The State Judicial Council convened Thursday, Dec. 5, to discuss judicial branch reforms and to push for increased funding. 

“We need to think about adequately staffing our branch of government,” Chief Justice Cheri Beasley said during her address to the council. “We need to think about innovative case management solutions such as drug treatment court, mental health court and family courts. And we also have to work on evidence-based pretrial justice practices that keep our communities safe.”

Law professors and judicial branch employees called for improved case management, bail reform, and improved drug treatment courts. The council, a group mainly of judges and attorneys which reviews funding of the judicial branch, wants to develop legislative proposals by September, before the General Assembly’s next budget session in 2021. 

It was the first time the council had convened in five years, at Beasley’s direction. During the interim, Chief Justice Mark Martin led the N.C. Commission on the Administration of Law and Justice to address many similar reforms. The commission, composed of more than 70 judges, attorneys, and lay people, spent 15 months on a comprehensive review of the judicial branch. 

One outcome from the commission’s recommendations: Raise the Age legislation, increasing the age from 16 to 18 most juveniles charged with low-level offenses would be handled by the adult correction system.

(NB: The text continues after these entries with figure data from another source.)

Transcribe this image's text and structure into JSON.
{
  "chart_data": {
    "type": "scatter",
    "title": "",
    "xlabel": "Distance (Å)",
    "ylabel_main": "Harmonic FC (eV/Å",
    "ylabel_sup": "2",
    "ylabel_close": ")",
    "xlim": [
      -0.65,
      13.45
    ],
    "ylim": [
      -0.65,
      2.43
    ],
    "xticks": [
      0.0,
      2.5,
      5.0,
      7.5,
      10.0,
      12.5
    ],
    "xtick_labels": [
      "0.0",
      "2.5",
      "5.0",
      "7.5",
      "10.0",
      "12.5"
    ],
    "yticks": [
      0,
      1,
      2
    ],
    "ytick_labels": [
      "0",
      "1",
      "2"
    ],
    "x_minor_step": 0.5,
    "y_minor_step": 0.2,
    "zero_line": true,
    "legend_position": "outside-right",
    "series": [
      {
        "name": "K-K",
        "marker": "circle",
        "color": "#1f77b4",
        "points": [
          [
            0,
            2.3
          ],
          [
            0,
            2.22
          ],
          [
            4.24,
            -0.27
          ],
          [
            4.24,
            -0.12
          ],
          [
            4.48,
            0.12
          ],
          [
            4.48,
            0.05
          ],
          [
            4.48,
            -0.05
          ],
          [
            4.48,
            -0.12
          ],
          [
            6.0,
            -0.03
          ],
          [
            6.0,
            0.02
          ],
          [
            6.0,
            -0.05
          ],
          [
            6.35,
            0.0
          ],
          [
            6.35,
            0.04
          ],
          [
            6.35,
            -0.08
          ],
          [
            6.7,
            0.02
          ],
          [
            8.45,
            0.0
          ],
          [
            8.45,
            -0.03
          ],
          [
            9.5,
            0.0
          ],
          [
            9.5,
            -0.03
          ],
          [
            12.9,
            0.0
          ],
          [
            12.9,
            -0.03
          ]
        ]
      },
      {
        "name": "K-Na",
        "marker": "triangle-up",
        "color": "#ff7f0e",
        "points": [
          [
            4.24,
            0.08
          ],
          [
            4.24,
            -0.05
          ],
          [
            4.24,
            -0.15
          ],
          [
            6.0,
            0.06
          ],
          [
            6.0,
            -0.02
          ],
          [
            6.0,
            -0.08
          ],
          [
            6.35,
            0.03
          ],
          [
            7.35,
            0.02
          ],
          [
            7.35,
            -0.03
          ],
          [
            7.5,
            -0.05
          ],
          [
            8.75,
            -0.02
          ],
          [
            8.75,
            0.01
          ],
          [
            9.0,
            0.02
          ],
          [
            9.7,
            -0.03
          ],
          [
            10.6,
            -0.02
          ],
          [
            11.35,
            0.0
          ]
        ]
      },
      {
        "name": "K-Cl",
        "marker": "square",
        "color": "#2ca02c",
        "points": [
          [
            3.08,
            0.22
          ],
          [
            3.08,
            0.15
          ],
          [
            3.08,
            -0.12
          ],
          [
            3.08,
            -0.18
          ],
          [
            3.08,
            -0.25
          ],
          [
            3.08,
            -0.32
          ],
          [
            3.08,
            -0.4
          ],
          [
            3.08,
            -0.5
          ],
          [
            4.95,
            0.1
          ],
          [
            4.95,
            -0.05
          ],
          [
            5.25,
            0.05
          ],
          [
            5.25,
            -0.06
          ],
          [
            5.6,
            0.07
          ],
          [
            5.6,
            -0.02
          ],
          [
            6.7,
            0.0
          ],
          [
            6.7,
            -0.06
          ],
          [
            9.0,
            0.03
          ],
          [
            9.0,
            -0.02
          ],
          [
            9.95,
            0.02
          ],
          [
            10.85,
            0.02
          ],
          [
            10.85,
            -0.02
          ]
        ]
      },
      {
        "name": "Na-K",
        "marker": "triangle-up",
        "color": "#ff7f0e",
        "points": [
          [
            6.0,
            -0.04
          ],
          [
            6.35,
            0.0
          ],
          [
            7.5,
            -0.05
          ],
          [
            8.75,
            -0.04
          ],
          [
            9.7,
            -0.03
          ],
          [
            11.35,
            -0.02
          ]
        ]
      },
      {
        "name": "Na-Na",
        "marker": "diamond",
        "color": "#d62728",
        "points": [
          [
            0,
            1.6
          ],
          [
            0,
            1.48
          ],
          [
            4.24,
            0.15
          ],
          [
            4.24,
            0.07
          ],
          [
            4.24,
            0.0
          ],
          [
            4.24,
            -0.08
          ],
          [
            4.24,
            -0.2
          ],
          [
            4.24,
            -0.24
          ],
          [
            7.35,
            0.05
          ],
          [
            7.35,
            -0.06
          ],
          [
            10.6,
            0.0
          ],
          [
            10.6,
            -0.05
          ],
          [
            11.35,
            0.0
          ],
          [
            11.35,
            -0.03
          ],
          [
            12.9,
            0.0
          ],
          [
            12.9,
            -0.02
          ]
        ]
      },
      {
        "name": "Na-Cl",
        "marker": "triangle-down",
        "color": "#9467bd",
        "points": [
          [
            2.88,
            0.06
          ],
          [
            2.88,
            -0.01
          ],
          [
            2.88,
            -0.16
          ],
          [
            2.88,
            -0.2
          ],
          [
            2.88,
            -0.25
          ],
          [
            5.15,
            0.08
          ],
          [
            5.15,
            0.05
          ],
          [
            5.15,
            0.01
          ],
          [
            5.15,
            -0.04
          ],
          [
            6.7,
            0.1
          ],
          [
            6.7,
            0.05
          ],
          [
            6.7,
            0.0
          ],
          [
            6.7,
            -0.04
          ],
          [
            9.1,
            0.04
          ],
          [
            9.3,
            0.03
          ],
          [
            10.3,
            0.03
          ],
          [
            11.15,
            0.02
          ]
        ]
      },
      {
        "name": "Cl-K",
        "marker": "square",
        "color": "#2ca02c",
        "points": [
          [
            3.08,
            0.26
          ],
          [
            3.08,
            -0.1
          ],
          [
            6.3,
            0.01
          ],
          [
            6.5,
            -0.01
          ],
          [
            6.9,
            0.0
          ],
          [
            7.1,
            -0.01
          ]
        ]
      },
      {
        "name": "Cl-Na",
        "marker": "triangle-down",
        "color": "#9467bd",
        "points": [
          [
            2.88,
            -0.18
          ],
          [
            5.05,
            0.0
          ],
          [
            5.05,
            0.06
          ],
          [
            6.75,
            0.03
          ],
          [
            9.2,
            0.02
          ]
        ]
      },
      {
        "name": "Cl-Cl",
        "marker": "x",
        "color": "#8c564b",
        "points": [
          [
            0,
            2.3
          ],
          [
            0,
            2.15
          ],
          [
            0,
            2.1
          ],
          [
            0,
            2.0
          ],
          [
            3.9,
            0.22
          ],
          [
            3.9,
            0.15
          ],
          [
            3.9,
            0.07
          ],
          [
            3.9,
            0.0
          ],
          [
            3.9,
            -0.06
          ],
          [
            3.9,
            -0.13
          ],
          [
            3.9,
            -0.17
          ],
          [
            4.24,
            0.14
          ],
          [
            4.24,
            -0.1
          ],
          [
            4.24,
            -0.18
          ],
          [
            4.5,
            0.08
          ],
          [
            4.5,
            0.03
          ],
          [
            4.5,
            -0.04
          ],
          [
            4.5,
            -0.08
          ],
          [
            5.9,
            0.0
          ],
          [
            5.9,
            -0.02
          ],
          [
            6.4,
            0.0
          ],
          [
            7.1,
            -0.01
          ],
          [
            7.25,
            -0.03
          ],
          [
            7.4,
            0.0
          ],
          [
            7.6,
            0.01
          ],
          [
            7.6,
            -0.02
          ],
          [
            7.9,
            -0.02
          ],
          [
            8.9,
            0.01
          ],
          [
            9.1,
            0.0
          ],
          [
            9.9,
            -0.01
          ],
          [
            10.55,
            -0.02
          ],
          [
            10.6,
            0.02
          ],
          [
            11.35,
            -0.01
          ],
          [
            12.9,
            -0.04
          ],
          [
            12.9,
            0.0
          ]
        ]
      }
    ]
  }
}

The law became effective Dec. 2. 

Outdated technology

If someone wanted to review most North Carolina trial-level lawsuits say, the “Silent Sam” case involving a controversial settlement over a Confederate monument chances are the legal documents aren’t online. Unless the presiding judge or one of the attorneys wants the filings published, the only way to access them would be to travel to the host county’s courthouse and read a copy.

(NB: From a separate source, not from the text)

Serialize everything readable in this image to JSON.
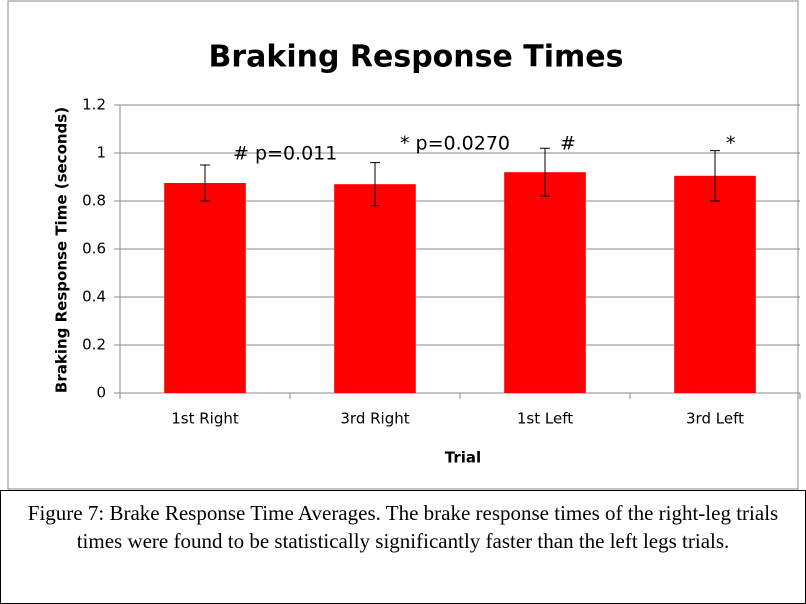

“We’re at least 30 years behind other court systems,” said Campbell Law School Dean Rich Leonard, who chaired one of the task forces responsible for rolling out an electronic case management system for the federal courts. The federal courts were dealing with a similar, decades-old system. 

“It’s hard to get access, and this deprives people of basic justice.”

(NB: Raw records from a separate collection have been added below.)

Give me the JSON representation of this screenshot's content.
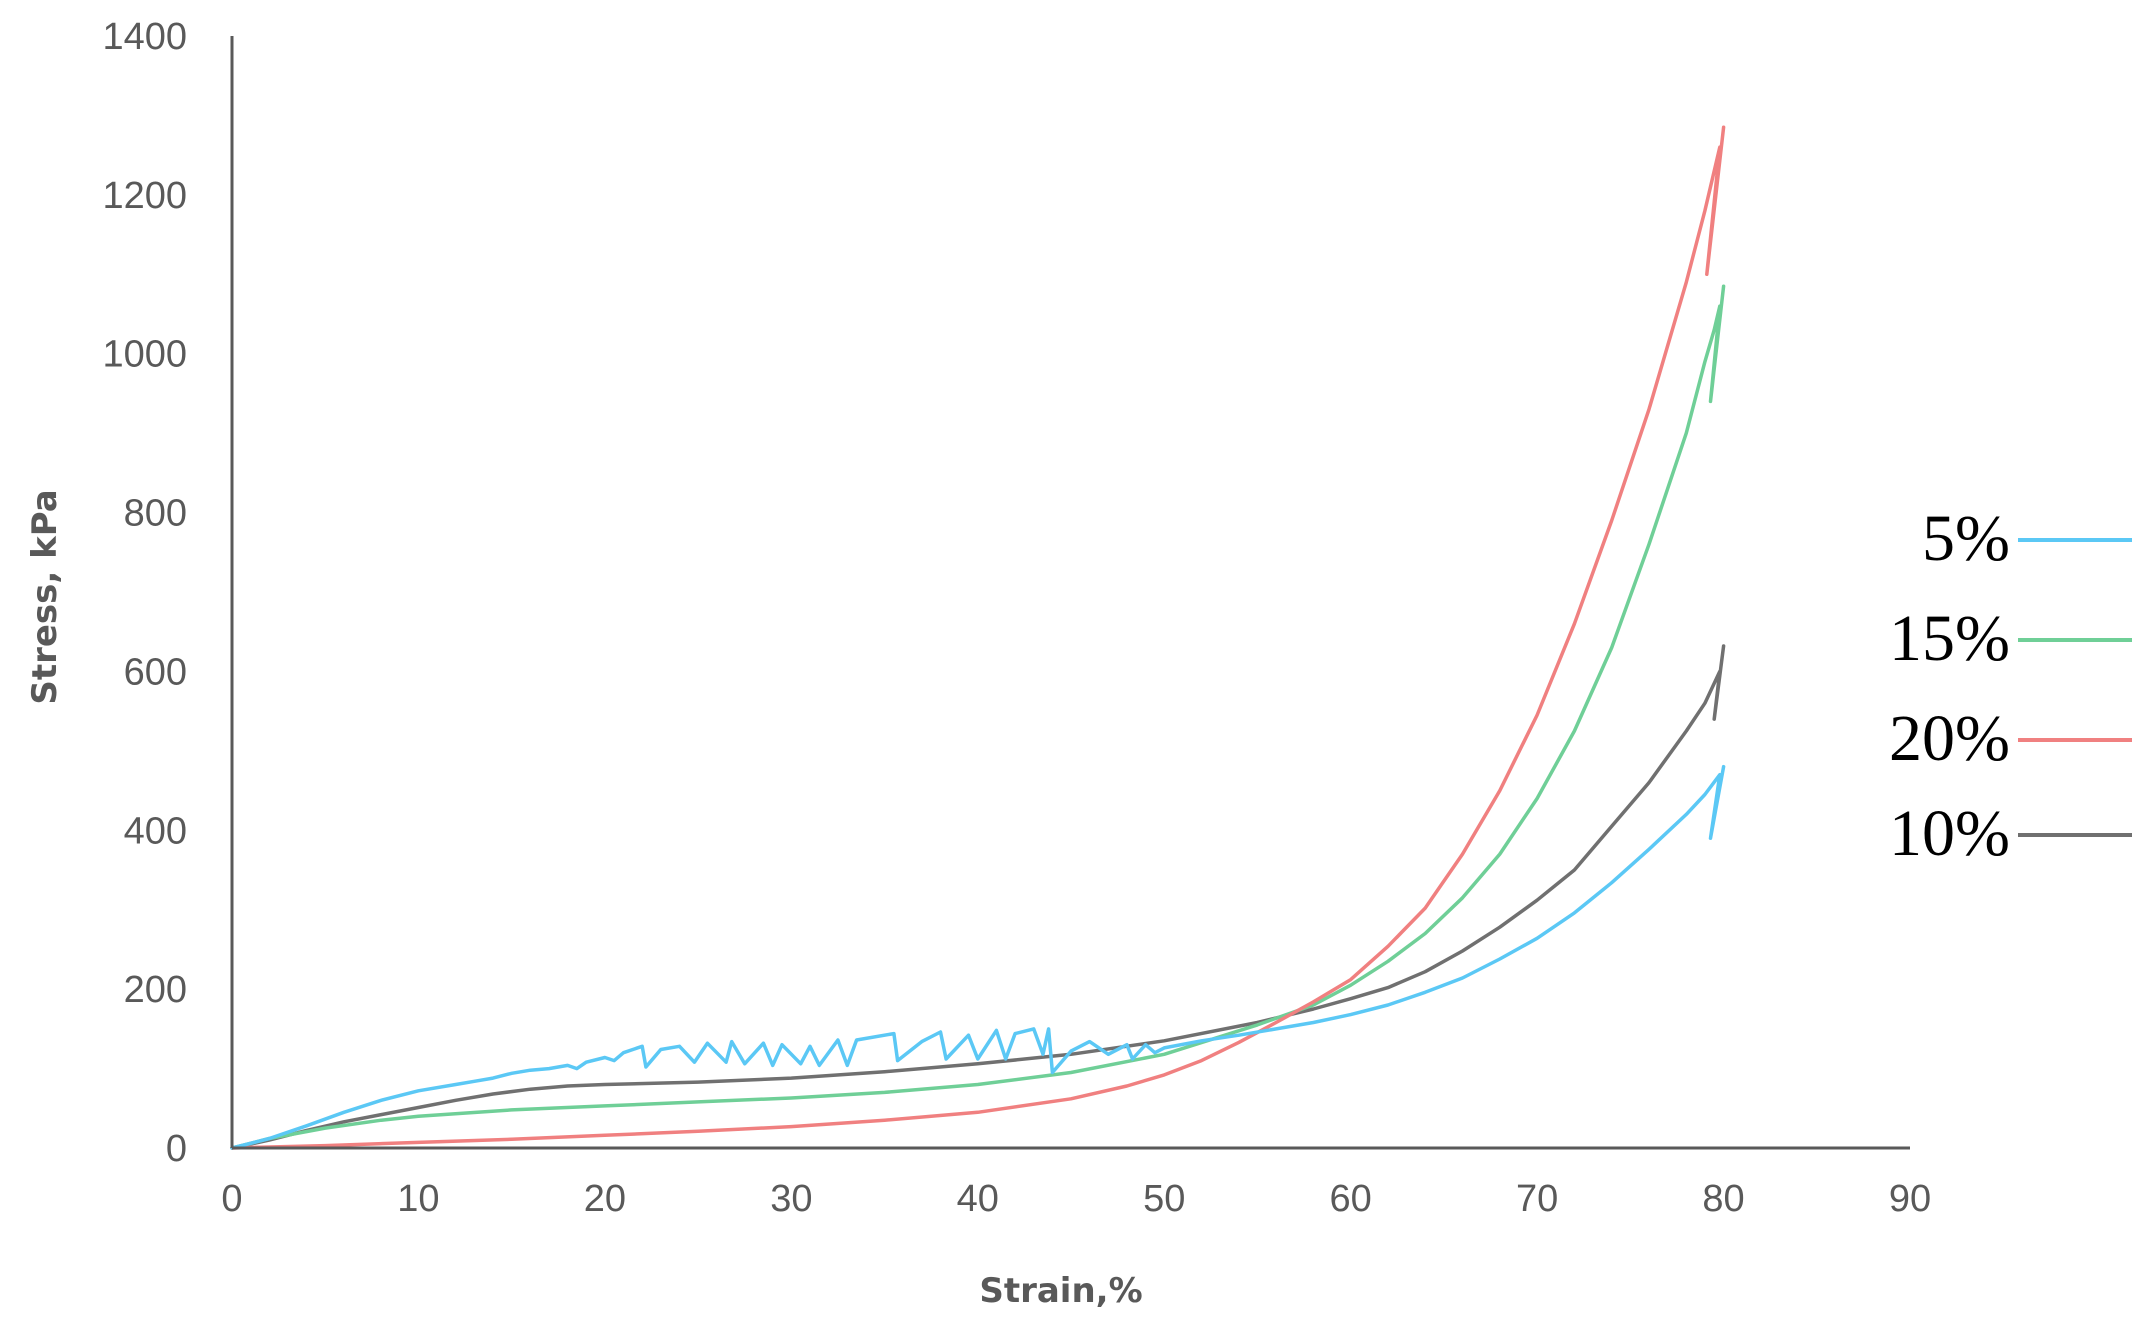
{
  "chart_data": {
    "type": "line",
    "xlabel": "Strain,%",
    "ylabel": "Stress, kPa",
    "xlim": [
      0,
      90
    ],
    "ylim": [
      0,
      1400
    ],
    "xticks": [
      0,
      10,
      20,
      30,
      40,
      50,
      60,
      70,
      80,
      90
    ],
    "yticks": [
      0,
      200,
      400,
      600,
      800,
      1000,
      1200,
      1400
    ],
    "grid": false,
    "legend_position": "right",
    "series": [
      {
        "name": "5%",
        "color": "#5bc8f5",
        "x": [
          0,
          2,
          4,
          6,
          8,
          10,
          12,
          13,
          14,
          15,
          16,
          17,
          18,
          18.5,
          19,
          20,
          20.5,
          21,
          22,
          22.2,
          23,
          24,
          24.8,
          25.5,
          26.5,
          26.8,
          27.5,
          28.5,
          29,
          29.5,
          30.5,
          31,
          31.5,
          32.5,
          33,
          33.5,
          35.5,
          35.7,
          37,
          38,
          38.3,
          39.5,
          40,
          41,
          41.5,
          42,
          43,
          43.5,
          43.8,
          44,
          45,
          46,
          47,
          48,
          48.3,
          49,
          49.5,
          50,
          52,
          54,
          56,
          58,
          60,
          62,
          64,
          66,
          68,
          70,
          72,
          74,
          76,
          78,
          79,
          79.8,
          79.3,
          80
        ],
        "y": [
          0,
          12,
          28,
          45,
          60,
          72,
          80,
          84,
          88,
          94,
          98,
          100,
          104,
          100,
          108,
          114,
          110,
          120,
          128,
          102,
          124,
          128,
          108,
          132,
          108,
          134,
          106,
          132,
          104,
          130,
          106,
          128,
          104,
          136,
          104,
          136,
          144,
          110,
          134,
          146,
          112,
          142,
          112,
          148,
          112,
          144,
          150,
          118,
          150,
          95,
          122,
          134,
          118,
          130,
          112,
          130,
          120,
          126,
          135,
          142,
          150,
          158,
          168,
          180,
          196,
          214,
          238,
          264,
          296,
          334,
          376,
          420,
          445,
          470,
          390,
          480
        ]
      },
      {
        "name": "15%",
        "color": "#6fcf97",
        "x": [
          0,
          2,
          5,
          8,
          10,
          15,
          20,
          25,
          30,
          35,
          40,
          45,
          50,
          55,
          58,
          60,
          62,
          64,
          66,
          68,
          70,
          72,
          74,
          76,
          78,
          79,
          79.5,
          79.8,
          79.3,
          80
        ],
        "y": [
          0,
          12,
          25,
          35,
          40,
          48,
          53,
          58,
          63,
          70,
          80,
          95,
          118,
          155,
          180,
          205,
          235,
          270,
          315,
          370,
          440,
          525,
          630,
          760,
          900,
          990,
          1030,
          1060,
          940,
          1085
        ]
      },
      {
        "name": "20%",
        "color": "#f08080",
        "x": [
          0,
          5,
          10,
          15,
          20,
          25,
          30,
          35,
          40,
          45,
          48,
          50,
          52,
          54,
          56,
          58,
          60,
          62,
          64,
          66,
          68,
          70,
          72,
          74,
          76,
          78,
          79,
          79.8,
          79.1,
          80
        ],
        "y": [
          0,
          3,
          7,
          11,
          16,
          21,
          27,
          35,
          45,
          62,
          78,
          92,
          110,
          133,
          158,
          184,
          212,
          254,
          302,
          370,
          450,
          545,
          660,
          790,
          930,
          1090,
          1180,
          1260,
          1100,
          1285
        ]
      },
      {
        "name": "10%",
        "color": "#707070",
        "x": [
          0,
          2,
          4,
          6,
          8,
          10,
          12,
          14,
          16,
          18,
          20,
          25,
          30,
          35,
          40,
          45,
          50,
          55,
          58,
          60,
          62,
          64,
          66,
          68,
          70,
          72,
          74,
          76,
          78,
          79,
          79.8,
          79.5,
          80
        ],
        "y": [
          0,
          10,
          22,
          33,
          42,
          51,
          60,
          68,
          74,
          78,
          80,
          83,
          88,
          96,
          106,
          118,
          135,
          158,
          175,
          188,
          202,
          222,
          248,
          278,
          312,
          350,
          405,
          460,
          525,
          560,
          600,
          540,
          632
        ]
      }
    ]
  }
}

North Carolina’s criminal filing systems are more than three decades old. Civil systems are more than 20 years old. Employees deal mostly with paper, and sometimes pre-2000 greenscreen computer technology.  

Without a contemporary case-management system, it’s difficult both for lawyers inside the system and people outside the system to access information, Leonard said.

“If I were in the legislature, new judicial system technology would be my highest funding priority,” Leonard said. “I think it would change the perception of justice in this state if all the information about cases were available remotely in searchable databases.”

When Leonard helped design an updated electronic system for the federal courts, it largely paid for itself, he said. The system charges users a fee, causing millions to pour back into the courts.

Rep. Sarah Stevens, R-Surry, chair of the House Judiciary Committee, agreed the judicial system could improve its technology. But during a discussion on technology within the past two terms, the Administrative Office of the Courts wanted lawmakers to focus on Raise the Age funding.

It’s unclear whether Raise the Age will require more money, Stevens said. Some advocates say Raise the Age will eventually pay for itself, as recidivism decreases and courts see fewer cases. 

In the end, squeaky wheels get the grease, she said. Oftentimes, education, which reaches near 58% of the state’s budget, gets top priority. Then come health and human services, prisons, parks, and cultural affairs, Stevens said. 

Budget concerns

Several council presenters emphasized budget concerns. North Carolina’s judicial system comprises 2.3% of the state’s General Fund budget, or $558 million. More than 90% of that goes to personnel salaries and benefits. The total doesn’t include the prison system, which falls under the executive branch.

Compared with other states, North Carolina ranks 48th on judicial spending per capita, based on a census data analysis by Joe Coletti, senior fellow at the John Locke Foundation. But it ranks 23rd when you compare the state expenditures alone, Coletti said. That’s largely because North Carolina has a unified court system, with 85% of its funding coming from the state. Other states rely more on local funding than does North Carolina. 

Justice Robin Hudson, who led the Judicial Council meeting, said the session gave the council a boost as it launches into a reform of the state court system.

“Improving the branch and ensuring public confidence in it is important to our success,” she said.